Из топких полей Марка долетает холодная морось. Русская кавалерия пересекает Курфюрстендам, гонит стадо коров на бойню – те мычат, грязны, все ресницы в капельках дождя. В советском секторе девчонки с ружьями поперек прыгучих, шерстью обтянутых сисек машут машинам ярко-оранжевыми флажками. Рычат бульдозеры, грузовики, напружинясь, валят шаткие стены, и детвора криками встречает всякий влажный «бух». Серебряные чайные сервизы звякают на террасах под разлапистыми зонтиками, каплет вода, официанты в обтягивающих черных пиджаках разворачиваются и склоняют головы набок. Мимо плюхает открытая виктория, два русских офицера, все в медалях, сидят с дамами в шелковых платьях и шляпках – поля хлопают, ленты по ветру. На реке зеленоглавые утки, мерцая, скользят меж ударных волн сотоварищей. Мятая труба Маргеритиного домишки клоками выплевывает дым. Внутри Ленитроп первым делом видит туфлю с высоким каблуком, летящую прямиком ему в голову. Он вовремя шарахается. Маргерита на коленях стоит на кровати, дышит часто, смотрит:
– Ты меня оставил.
– Дела были. – Он перебирает закрытые банки на полке над очагом, отыскивает сухие цветки клевера – чай заварить.
– Но ты оставил меня одну.
Волосы ее серо-черной тучей клубятся вокруг лица. Жертва внутренних ветров, какие ему и не снились.
– Ненадолго же. Чай будешь? – Выходит наружу с пустой банкой.
– Как это – ненадолго? Господи боже, ты что, не бывал один?
– Ну еще б не бывал. – Зачерпывая воду из дождевой бочки у двери. Маргерита лежит, трясется, лицо беспомощно кривится.
Ленитроп ставит банку на огонь.
– Ты довольно крепко спала. Тут разве не безопасно? Ты об этом?
– Безопасно. – Ужасный смех.

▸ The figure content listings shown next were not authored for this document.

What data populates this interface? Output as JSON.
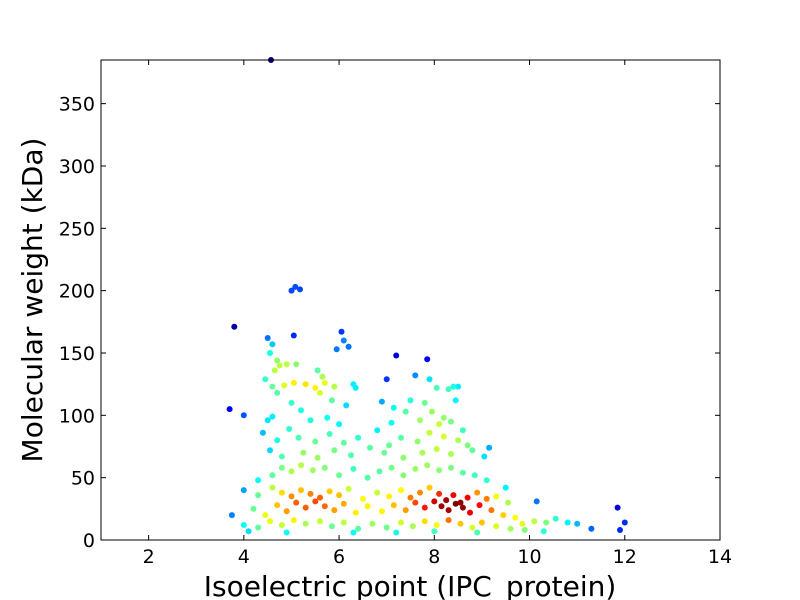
{
  "chart_data": {
    "type": "scatter",
    "title": "",
    "xlabel": "Isoelectric point (IPC_protein)",
    "ylabel": "Molecular weight (kDa)",
    "xlim": [
      1,
      14
    ],
    "ylim": [
      0,
      385
    ],
    "xticks": [
      2,
      4,
      6,
      8,
      10,
      12,
      14
    ],
    "yticks": [
      0,
      50,
      100,
      150,
      200,
      250,
      300,
      350
    ],
    "grid": false,
    "legend": "none",
    "color_encoding": "point density (jet colormap: blue = low, red = high)",
    "colormap": [
      "#00007f",
      "#0000ff",
      "#007fff",
      "#00ffff",
      "#7fff7f",
      "#ffff00",
      "#ff7f00",
      "#ff0000",
      "#7f0000"
    ],
    "points": [
      [
        4.57,
        385
      ],
      [
        5.0,
        200
      ],
      [
        5.08,
        203
      ],
      [
        5.18,
        201
      ],
      [
        3.8,
        171
      ],
      [
        4.5,
        162
      ],
      [
        4.6,
        157
      ],
      [
        4.55,
        150
      ],
      [
        4.7,
        144
      ],
      [
        5.05,
        164
      ],
      [
        6.05,
        167
      ],
      [
        6.1,
        160
      ],
      [
        6.2,
        155
      ],
      [
        5.95,
        153
      ],
      [
        7.2,
        148
      ],
      [
        7.85,
        145
      ],
      [
        4.75,
        140
      ],
      [
        4.9,
        141
      ],
      [
        5.1,
        141
      ],
      [
        4.65,
        136
      ],
      [
        5.55,
        136
      ],
      [
        5.65,
        131
      ],
      [
        6.3,
        125
      ],
      [
        6.35,
        122
      ],
      [
        7.0,
        129
      ],
      [
        7.6,
        132
      ],
      [
        7.9,
        129
      ],
      [
        8.05,
        122
      ],
      [
        8.3,
        121
      ],
      [
        8.4,
        123
      ],
      [
        8.5,
        123
      ],
      [
        4.45,
        129
      ],
      [
        4.6,
        123
      ],
      [
        4.85,
        124
      ],
      [
        5.05,
        126
      ],
      [
        5.3,
        125
      ],
      [
        5.5,
        122
      ],
      [
        5.7,
        126
      ],
      [
        5.9,
        123
      ],
      [
        4.7,
        118
      ],
      [
        5.6,
        118
      ],
      [
        5.85,
        112
      ],
      [
        6.15,
        108
      ],
      [
        7.15,
        106
      ],
      [
        7.5,
        112
      ],
      [
        7.8,
        110
      ],
      [
        7.95,
        103
      ],
      [
        8.2,
        98
      ],
      [
        8.45,
        112
      ],
      [
        3.7,
        105
      ],
      [
        4.0,
        100
      ],
      [
        4.5,
        96
      ],
      [
        4.6,
        99
      ],
      [
        5.0,
        110
      ],
      [
        5.2,
        104
      ],
      [
        5.4,
        96
      ],
      [
        5.75,
        98
      ],
      [
        6.0,
        93
      ],
      [
        6.9,
        111
      ],
      [
        7.1,
        94
      ],
      [
        7.4,
        103
      ],
      [
        7.7,
        96
      ],
      [
        8.1,
        93
      ],
      [
        8.35,
        95
      ],
      [
        8.6,
        88
      ],
      [
        4.4,
        86
      ],
      [
        4.7,
        80
      ],
      [
        4.95,
        89
      ],
      [
        5.15,
        82
      ],
      [
        5.5,
        79
      ],
      [
        5.8,
        85
      ],
      [
        6.1,
        78
      ],
      [
        6.4,
        82
      ],
      [
        6.8,
        88
      ],
      [
        7.05,
        76
      ],
      [
        7.3,
        82
      ],
      [
        7.65,
        79
      ],
      [
        7.9,
        86
      ],
      [
        8.2,
        83
      ],
      [
        8.5,
        80
      ],
      [
        8.7,
        76
      ],
      [
        4.55,
        72
      ],
      [
        4.8,
        67
      ],
      [
        5.25,
        70
      ],
      [
        5.55,
        66
      ],
      [
        5.9,
        72
      ],
      [
        6.25,
        68
      ],
      [
        6.65,
        74
      ],
      [
        6.95,
        70
      ],
      [
        7.35,
        66
      ],
      [
        7.75,
        70
      ],
      [
        8.05,
        73
      ],
      [
        8.35,
        69
      ],
      [
        8.8,
        72
      ],
      [
        9.15,
        74
      ],
      [
        9.05,
        67
      ],
      [
        4.3,
        48
      ],
      [
        4.6,
        52
      ],
      [
        4.8,
        58
      ],
      [
        5.0,
        55
      ],
      [
        5.2,
        60
      ],
      [
        5.45,
        56
      ],
      [
        5.7,
        58
      ],
      [
        6.0,
        52
      ],
      [
        6.3,
        57
      ],
      [
        6.6,
        50
      ],
      [
        6.85,
        55
      ],
      [
        7.1,
        58
      ],
      [
        7.35,
        52
      ],
      [
        7.6,
        57
      ],
      [
        7.85,
        60
      ],
      [
        8.1,
        56
      ],
      [
        8.35,
        58
      ],
      [
        8.6,
        54
      ],
      [
        8.85,
        52
      ],
      [
        9.1,
        48
      ],
      [
        9.5,
        42
      ],
      [
        4.0,
        40
      ],
      [
        4.3,
        36
      ],
      [
        4.6,
        42
      ],
      [
        4.8,
        38
      ],
      [
        5.0,
        35
      ],
      [
        5.2,
        40
      ],
      [
        5.4,
        37
      ],
      [
        5.6,
        34
      ],
      [
        5.8,
        39
      ],
      [
        6.0,
        36
      ],
      [
        6.2,
        41
      ],
      [
        6.5,
        33
      ],
      [
        6.8,
        38
      ],
      [
        7.05,
        35
      ],
      [
        7.3,
        40
      ],
      [
        7.5,
        34
      ],
      [
        7.7,
        38
      ],
      [
        7.9,
        42
      ],
      [
        8.1,
        37
      ],
      [
        8.25,
        32
      ],
      [
        8.4,
        36
      ],
      [
        8.55,
        30
      ],
      [
        8.7,
        34
      ],
      [
        8.9,
        38
      ],
      [
        9.1,
        33
      ],
      [
        9.3,
        35
      ],
      [
        9.55,
        30
      ],
      [
        4.2,
        25
      ],
      [
        4.45,
        20
      ],
      [
        4.7,
        28
      ],
      [
        4.9,
        23
      ],
      [
        5.1,
        30
      ],
      [
        5.3,
        26
      ],
      [
        5.5,
        31
      ],
      [
        5.7,
        27
      ],
      [
        5.9,
        24
      ],
      [
        6.1,
        29
      ],
      [
        6.35,
        22
      ],
      [
        6.6,
        27
      ],
      [
        6.9,
        23
      ],
      [
        7.15,
        28
      ],
      [
        7.4,
        24
      ],
      [
        7.6,
        30
      ],
      [
        7.8,
        26
      ],
      [
        8.0,
        31
      ],
      [
        8.15,
        27
      ],
      [
        8.3,
        24
      ],
      [
        8.45,
        29
      ],
      [
        8.6,
        26
      ],
      [
        8.75,
        22
      ],
      [
        8.95,
        28
      ],
      [
        9.2,
        24
      ],
      [
        9.45,
        20
      ],
      [
        9.7,
        18
      ],
      [
        3.75,
        20
      ],
      [
        4.0,
        12
      ],
      [
        4.3,
        10
      ],
      [
        4.55,
        15
      ],
      [
        4.8,
        12
      ],
      [
        5.05,
        16
      ],
      [
        5.3,
        13
      ],
      [
        5.6,
        15
      ],
      [
        5.85,
        11
      ],
      [
        6.1,
        14
      ],
      [
        6.4,
        9
      ],
      [
        6.7,
        13
      ],
      [
        7.0,
        10
      ],
      [
        7.3,
        14
      ],
      [
        7.55,
        11
      ],
      [
        7.8,
        15
      ],
      [
        8.05,
        12
      ],
      [
        8.3,
        16
      ],
      [
        8.55,
        13
      ],
      [
        8.8,
        10
      ],
      [
        9.0,
        14
      ],
      [
        9.3,
        11
      ],
      [
        9.6,
        9
      ],
      [
        9.85,
        13
      ],
      [
        10.1,
        15
      ],
      [
        10.15,
        31
      ],
      [
        10.35,
        14
      ],
      [
        10.55,
        17
      ],
      [
        10.8,
        14
      ],
      [
        11.0,
        13
      ],
      [
        11.3,
        9
      ],
      [
        11.85,
        26
      ],
      [
        12.0,
        14
      ],
      [
        11.9,
        8
      ],
      [
        10.3,
        7
      ],
      [
        9.9,
        8
      ],
      [
        4.1,
        7
      ],
      [
        4.9,
        6
      ],
      [
        6.3,
        6
      ],
      [
        7.2,
        6
      ],
      [
        8.0,
        7
      ],
      [
        8.9,
        6
      ]
    ]
  }
}
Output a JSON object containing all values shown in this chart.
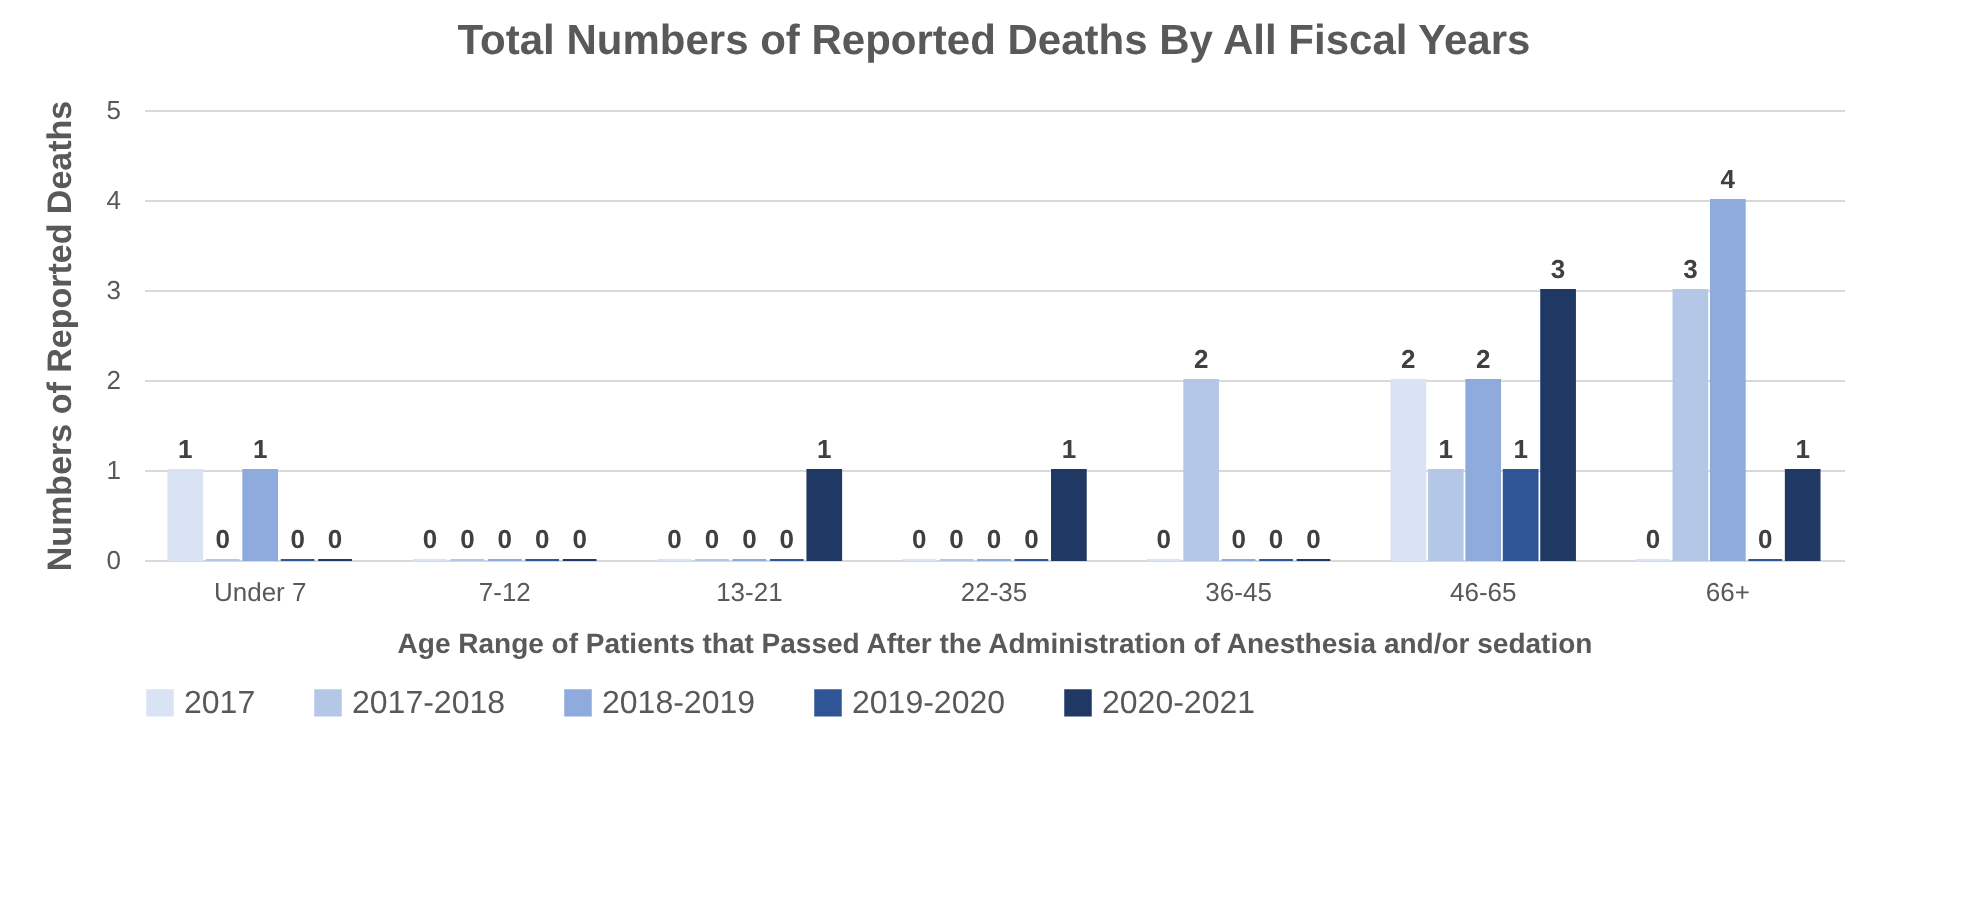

Зря она так. Вода уже поскрипывает. – Ты вообще имеешь представление, что они со мною делали? Что они наваливали мне на грудь?
– Кто, Грета?
– Я проснулась, когда ты ушел. Позвала, а ты не вернулся. Они убедились, что тебя нет, и вошли…
– Так не спала бы.
–
Включилось солнце, ворвалось. Она отворачивает лицо от резкого света.
Пока Ленитроп заваривает чай, она сидит на постели, ругает его по-немецки и по-итальянски – голос как будто вот-вот рассыплется. Он протягивает чашку. Маргерита выбивает чашку у него из руки.
– Слушай, успокойся, ладно?
Он садится рядом и дует на чай. Отвергнутая чашка так и валяется на боку. Темное пятно испаряется в половицы. Вдали вздымается и развеивается клевер: призрак… Немного погодя Маргерита берет Ленитропа за руку.
– Прости, что оставил тебя одну.
А она давай плакать.
И плачет весь день. Ленитроп закемаривает, то и дело уплывает под ее всхлипы, под касание, они все время друг друга касаются, где-то ее тело, где-то его… В этом сне о тех временах его разыскал отец. На закате Ленитроп бродит по берегу Мангахэннока, возле гниющей старой бумажной фабрики, заброшенной еще с девяностых. На горящем и меркнущем оранже силуэтом взлетает цапля. «Сын, – рушится башня слов, лавина слов, что играют в чехарду, – три месяца назад умер президент». Ленитроп стоит и ругается. «Почему ты мне не сказал? Папа, я любил его. А тебе лишь бы продать меня „ИГ“. Ты меня продал». Стариковские глаза наливаются слезами. «Ох сынок…» – пытаясь взять его за руку. Но небо сумрачно, цапля улетела, пустой фабричный остов и темное половодье говорят
– Я боюсь, – шепчет она. – Всего. Своего лица в зеркале – в детстве мне велели не смотреть в зеркало слишком часто, а то увижу Дьявола за стеклом… и… – обернувшись на бело-цветочное зеркало, – надо его накрыть, прошу тебя, можно ведь его накрыть… там они и…
– Не надо так. – Он придвигается, чтобы прижаться к ней как можно теснее. Обнимает ее. Тремор силен – может, неугомонен: вскоре уже и Ленитроп трясется в фазе. – Прошу тебя, успокойся. – То, что владеет ею, жаждет касаний – ненасытно пьет касания.